July 1, 2014

Three Swim Drills I Do That Boost My Open Water Confidence

Making the move from pool to open water swimming can be a major challenge, especially when hundreds of your closest friends show up and join you. The key is to build specific activities into your training plan that will make the transition as seamless as possible.

Of course the best thing you can do is to swim as much as possible in the open water.  This allows you to practice using large landmarks like buildings or hilltops to swim straight.   And you get the additional physical and psychological benefits of swimming continuously without having to stop and turn at the wall.

Since most of us don’t have that option, though, there are some easy-to-implement drills you can do in the pool to be a better open water swimmer.  And best of all you can do them without adding any additional time!

(P.S. While there’s not much you can do to simulate bodies swimming all around (and over) you, get more comfortable swimming with groups by training with a water polo team, jump in a crowded lane at your local masters swim group, join a triathlon swim group, or get a couple of friends to regularly swim next to you in the lane while you do laps).

Three Simple Drills for Better Open Water Performance

1. Move Away From the Wall:  Deep water starts are pretty common in triathlon and even if it’s a beach start you may find yourself stopped during the swim and need a way to get quickly back into rhythm.  Practice deep water starts by moving away from the wall a few yards so you can’t use the wall to push off.  Allow your body to settle somewhere between vertical and horizontal just like you would right before the gun goes off. Take off quickly and get into your rhythm and swim at least a full lap before stopping.  Do anywhere from 6 to 10 repetitions at least once a week in the last 6 or 8 weeks before your key race.
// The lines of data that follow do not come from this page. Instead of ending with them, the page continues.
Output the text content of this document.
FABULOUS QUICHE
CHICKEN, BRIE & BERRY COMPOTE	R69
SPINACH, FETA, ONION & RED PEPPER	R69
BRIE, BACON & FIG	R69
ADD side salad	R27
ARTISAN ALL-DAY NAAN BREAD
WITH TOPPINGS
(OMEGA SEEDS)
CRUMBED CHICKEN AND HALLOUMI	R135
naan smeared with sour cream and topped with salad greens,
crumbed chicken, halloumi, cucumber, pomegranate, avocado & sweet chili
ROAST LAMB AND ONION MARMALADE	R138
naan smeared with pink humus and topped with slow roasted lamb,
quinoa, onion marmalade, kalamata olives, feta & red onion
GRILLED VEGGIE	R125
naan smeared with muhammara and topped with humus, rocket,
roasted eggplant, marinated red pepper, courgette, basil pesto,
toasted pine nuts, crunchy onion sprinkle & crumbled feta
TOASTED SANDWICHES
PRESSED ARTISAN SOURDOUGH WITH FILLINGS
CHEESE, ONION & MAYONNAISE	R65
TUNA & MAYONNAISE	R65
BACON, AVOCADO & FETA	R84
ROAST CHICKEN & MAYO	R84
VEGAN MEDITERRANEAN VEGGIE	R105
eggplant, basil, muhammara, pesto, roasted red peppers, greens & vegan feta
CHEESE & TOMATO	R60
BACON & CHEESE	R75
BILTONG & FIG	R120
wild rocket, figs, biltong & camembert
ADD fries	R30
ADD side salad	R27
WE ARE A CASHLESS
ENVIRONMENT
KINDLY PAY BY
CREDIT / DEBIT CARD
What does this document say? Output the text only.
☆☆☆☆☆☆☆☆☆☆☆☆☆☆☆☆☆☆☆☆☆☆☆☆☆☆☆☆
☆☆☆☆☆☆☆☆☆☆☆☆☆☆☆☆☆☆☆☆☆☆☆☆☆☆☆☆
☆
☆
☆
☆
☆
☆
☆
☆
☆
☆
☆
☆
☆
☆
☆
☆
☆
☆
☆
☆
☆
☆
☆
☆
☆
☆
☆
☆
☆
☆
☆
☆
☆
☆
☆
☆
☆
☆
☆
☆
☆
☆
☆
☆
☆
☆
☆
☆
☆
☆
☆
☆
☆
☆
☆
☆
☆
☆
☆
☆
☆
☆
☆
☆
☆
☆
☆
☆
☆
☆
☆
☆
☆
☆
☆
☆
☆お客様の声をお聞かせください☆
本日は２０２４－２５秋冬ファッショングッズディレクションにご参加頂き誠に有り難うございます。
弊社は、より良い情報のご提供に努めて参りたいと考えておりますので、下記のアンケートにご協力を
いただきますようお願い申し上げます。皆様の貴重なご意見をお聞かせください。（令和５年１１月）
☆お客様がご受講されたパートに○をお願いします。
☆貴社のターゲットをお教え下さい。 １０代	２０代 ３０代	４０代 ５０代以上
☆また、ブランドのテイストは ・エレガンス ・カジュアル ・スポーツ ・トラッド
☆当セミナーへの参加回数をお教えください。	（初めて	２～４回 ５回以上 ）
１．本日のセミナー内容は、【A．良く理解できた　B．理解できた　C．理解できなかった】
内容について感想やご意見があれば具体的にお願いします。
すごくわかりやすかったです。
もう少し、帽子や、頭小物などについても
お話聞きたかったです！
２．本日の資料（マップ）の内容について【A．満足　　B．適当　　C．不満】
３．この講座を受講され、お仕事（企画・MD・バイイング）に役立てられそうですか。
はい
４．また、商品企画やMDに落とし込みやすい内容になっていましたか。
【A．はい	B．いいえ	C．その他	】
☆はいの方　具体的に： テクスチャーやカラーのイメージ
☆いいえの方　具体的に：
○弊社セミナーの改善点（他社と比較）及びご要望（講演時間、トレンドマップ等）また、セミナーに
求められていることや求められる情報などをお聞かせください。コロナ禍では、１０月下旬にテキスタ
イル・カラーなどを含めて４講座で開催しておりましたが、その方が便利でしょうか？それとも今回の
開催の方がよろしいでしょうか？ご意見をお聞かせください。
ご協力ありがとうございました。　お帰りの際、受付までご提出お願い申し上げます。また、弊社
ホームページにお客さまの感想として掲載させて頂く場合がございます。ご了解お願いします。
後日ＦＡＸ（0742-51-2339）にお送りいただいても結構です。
2. Play with Some Speed:  Fartlek just means speed play and it’s an excellent way to mimic what really happens out there during the swim.  Whether you need to swim around a slower swimmer or pick up the pace to draft another person or group it’s easy to build this into your regular swim training without adding any time.  For example during your weekly long swim sessions, such as 2-4 x 500s, 800s, or 1,000’s, really crank-up the pace for short bursts anywhere from 25 to 100 yards and then settle back into your planned session pace. For best results be sure to start when you’re away from the wall in order to simulate being in the open water as much as possible.  It’s also a good idea to occasionally stop during one of these repeats just like might happen during your race swim so you can practice a deep water start and a little speed play at the same time.

3. Hold Your Head Up and Look:  Unlike using the lane lines under the water in a pool, in order to swim straight in the open water you have to use things above the water to get your bearings. An easy way to do this is to throw one or more water polo balls or volleyballs in the lane with you and every 5 or 10 strokes lift your head and find it. This teaches you the habit of quickly sighting an object, like a course buoy, floating on the water from water level.  If you practice this regularly you’ll get more proficient at quickly lifting your head, sighting, and getting back into swim rhythm.  For extra credit it’s a good idea when you swim up on the ball to take a few strokes pushing the ball down the pool like you would in water polo. This will require you to keep your head up for a few strokes just like you are likely to do in the open water when those waves make it difficult to see the buoys from the water line.

If you build these drills into your swim training 6-8 weeks before your next race you’ll arrive more confident for your open water start. Sometimes just knowing that you’ve trained for some of the “unknowns” you may face in the race can calm the mind and help you easily take on whatever the day delivers.